A algunos de mis lectores (que espero que sean muchos) el calificativo “burguesa” que le he puesto al sustantivo “democracia” les parecerá raro. A los que, como yo, vivimos el ambiente de la izquierda en el tardofranquismo es un vocablo común. Los “progres” de entonces discutíamos acaloradamente sobre los valores políticos, éticos, y sociales de las distintas formas de gobierno. Entre nosotros, los rojillos de diversas tonalidades, era un axioma decir, “democracia burguesa”, con cierta entonación y gesto de asco. Nos venía de nuestra, más o menos caudalosa, herencia intelectual marxista.
Para aquellos lectores jóvenes o poco avisados, tengo que decir, inmediatamente, que la democracia “burguesa” es la democracia parlamentaria, o, simplemente, la democracia, porque no se conocen (o, más bien, no se reconocen) otras “democracias”. (Aunque mediante la corrupción del lenguaje y el malabarismo verbal se pueden hacer “milagros”. Verbigracia: las democracias populares, en realidad, dictaduras impopulares.)
Marxistas Los cientos de grupúsculos marxistas —decía— mostraban un desprecio absoluto frente a la democracia “burguesa” que consideraban históricamente obsoleta, periclitada, superada… La democracia “burguesa” era una antigualla frente a la moderna y joven promesa de la “dictadura del proletariado”, que parió Marx (Karl, no Groucho).
Yo, en aquel tiempo, que venía de soportar casi 40 años de dictadura franquista, no pude nunca tragar ni digerir tal bolo mental: sencillamente, me resultaba insoportable el término dictadura en cualquier combinación. Máxime tras la experimentación propia de su aplicación práctica. Como era del PCE, un eurocomunista, un comunista tibio, motejado, con sentido peyorativo, como “revisionista”, pude manifestar siempre mis reparos a la avanzada “dictadura del proletariado” y mi franca querencia por la ajada democracia “burguesa”. Como lo hago hoy, manteniendo intacto mi convencimiento democrático frente a tanto débil mental que cede fácilmente a los cantos de sirena de los liberticidas. La dictadura del proletariado la teorizó y la llevó a la práctica Lenin. La extendieron (con éxito de crítica y público), Stalin, Mao, y los jemeres rojos en Camboya.

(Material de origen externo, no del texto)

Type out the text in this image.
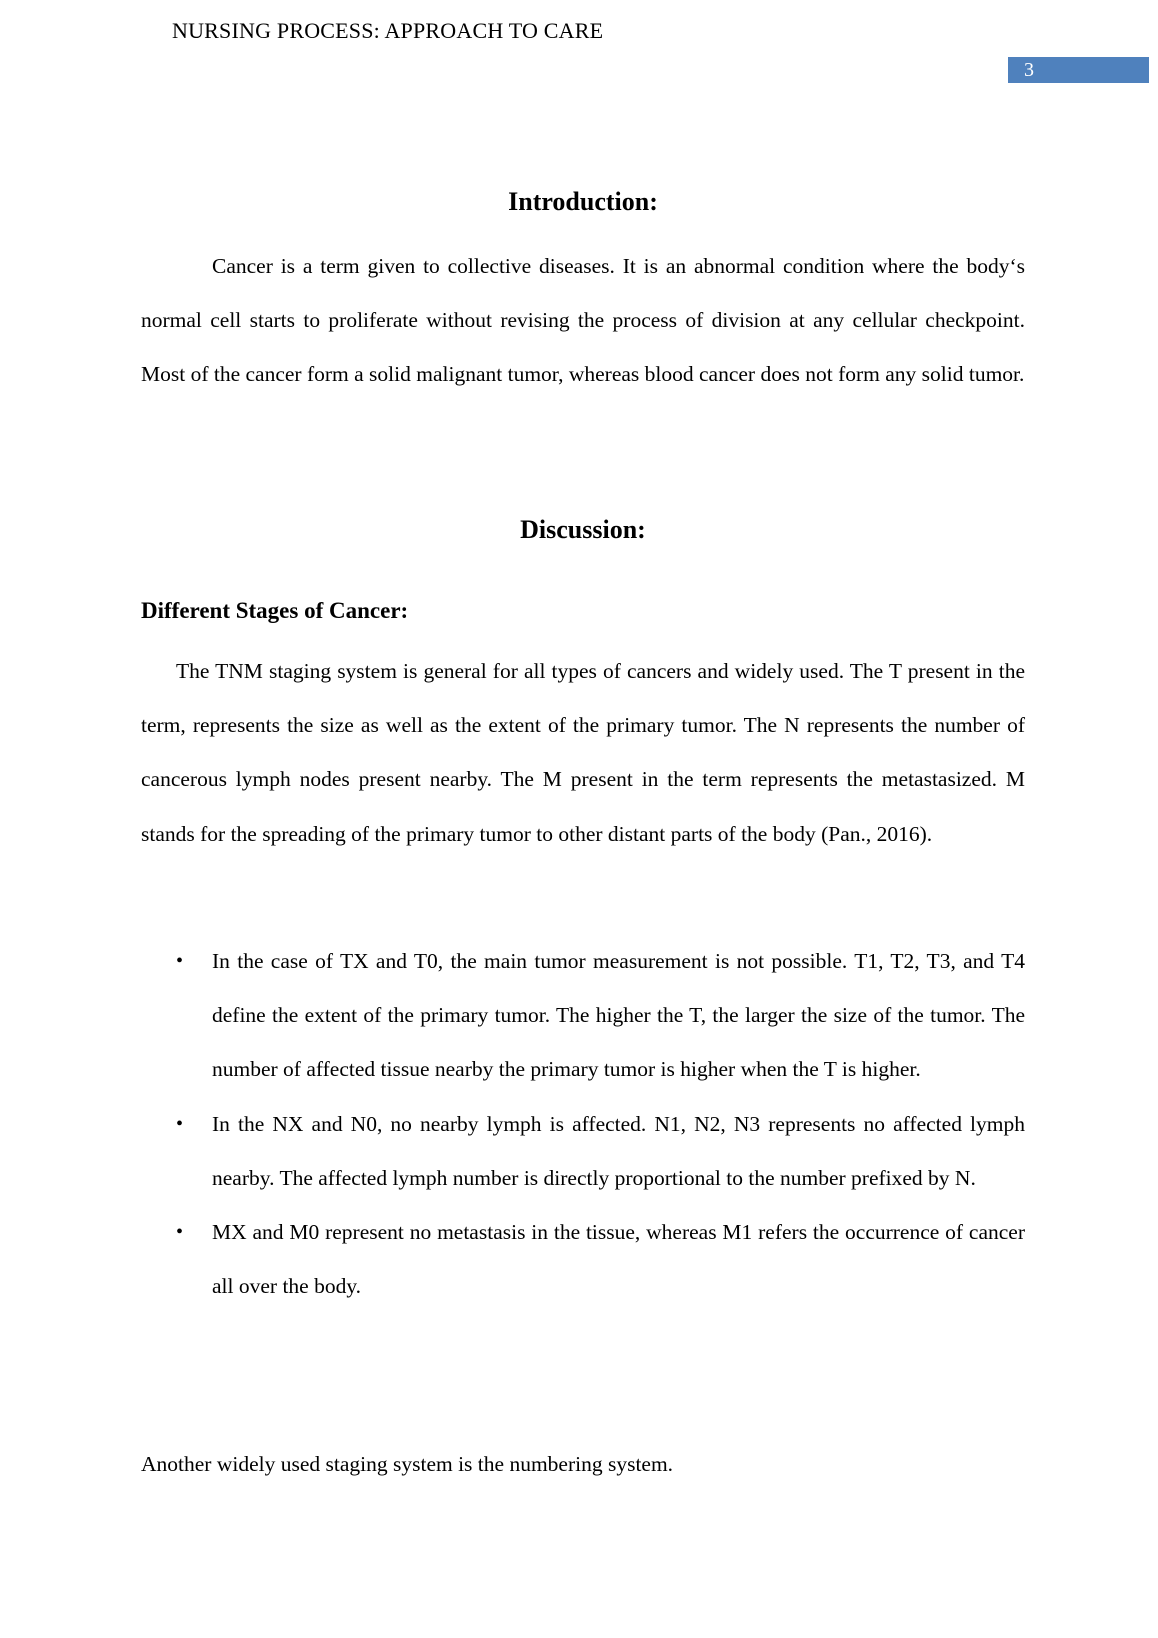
NURSING PROCESS: APPROACH TO CARE
3
Introduction:

Cancer is a term given to collective diseases. It is an abnormal condition where the body‘s normal cell starts to proliferate without revising the process of division at any cellular checkpoint. Most of the cancer form a solid malignant tumor, whereas blood cancer does not form any solid tumor.

Discussion:
Different Stages of Cancer:

The TNM staging system is general for all types of cancers and widely used. The T present in the term, represents the size as well as the extent of the primary tumor. The N represents the number of cancerous lymph nodes present nearby. The M present in the term represents the metastasized. M stands for the spreading of the primary tumor to other distant parts of the body (Pan., 2016).

• In the case of TX and T0, the main tumor measurement is not possible. T1, T2, T3, and T4 define the extent of the primary tumor. The higher the T, the larger the size of the tumor. The number of affected tissue nearby the primary tumor is higher when the T is higher.
• In the NX and N0, no nearby lymph is affected. N1, N2, N3 represents no affected lymph nearby. The affected lymph number is directly proportional to the number prefixed by N.
• MX and M0 represent no metastasis in the tissue, whereas M1 refers the occurrence of cancer all over the body.

Another widely used staging system is the numbering system.
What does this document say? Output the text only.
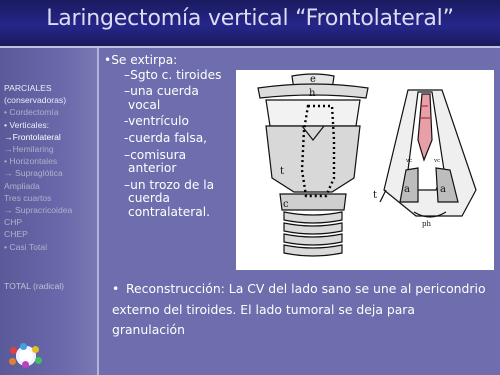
Laringectomía vertical “Frontolateral”
PARCIALES
(conservadoras)
• Cordectomía
• Verticales:
→Frontolateral
→Hemilaring
• Horizontales
→ Supraglótica
Ampliada
Tres cuartos
→ Supracricoidea
CHP
CHEP
• Casi Total
TOTAL (radical)
•Se extirpa:
–Sgto c. tiroides
–una cuerda vocal
-ventrículo
-cuerda falsa,
–comisura anterior
–un trozo de la cuerda contralateral.
e
h
t
c
t
a	a
ph
vc	vc
• Reconstrucción: La CV del lado sano se une al pericondrio externo del tiroides. El lado tumoral se deja para granulación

Guerra Los experimentos nazionalsocialista y fascista, tuvieron un trágico resultado de guerra, destrucción, genocidios y muerte. Pero el Gulag soviético, la Revolución Cultural china, y los campos de la muerte de Camboya, los acreditados frutos de los experimentos comunistas, empalidecieron las cifras de muertos de nazis y fascistas. El fascismo, en general, ha sido juzgado moral e históricamente siendo rechazado por la inmensa mayoría de las personas. El comunismo, en cambio, gozó de un amplio apoyo intelectual durante mucho tiempo, y aún ahora, hay amplias capas de población que coquetean o simpatizan claramente con él.
No comprendo, ahora, cómo, o de qué manera, se podía disculpar el horror de los millones de personas asesinadas en los diversos experimentos de “construcción del socialismo”, como se les denominaba. Cualquier otra idea que aportase como bagaje tan funestas consecuencias sería fulminantemente rechazada por cualquier persona razonable. Por el contrario, en periodo tan tardío como los años 1970-80, las diversas escuelas de pensamiento marxista (leninistas, troskistas, maoístas) gozaban de excelente salud intelectual, teniendo amplio predicamento en gran parte de la sociedad, desde las universidades al clero, en España, en Francia, en Italia, y en prácticamente todos los países occidentales. Herbert Marcuse, en EE. UU., disfrutó de generosas audiencias y reverente tratamiento intelectual.
Comunismo En todas partes se podía defender sin desdoro propio, ni vergüenza, la dictadura del proletariado frente a la decrépita democracia “burguesa”. Un ejemplo: Louis Althuser, fue un comunista de gran prestigio intelectual que ejerció de profesor en la Sorbona de París hasta el momento en que la locura le arrebató su inteligencia —y él, en un desgraciado final— mató a su mujer.
A la altura de este tiempo, cuando el falso doctor y el doctrinario seguidor de Robespierre, andan desgreñados, discutiendo como conducirnos hacia el desastre democrático, declaro mi fidelidad y amor a la democracia “burguesa” con sus “burguesas libertades”, todas muy burguesas y deleznables, pero a las que les he cogido tanto cariño, que no deseo que me las quiten, sino que me las acrecienten.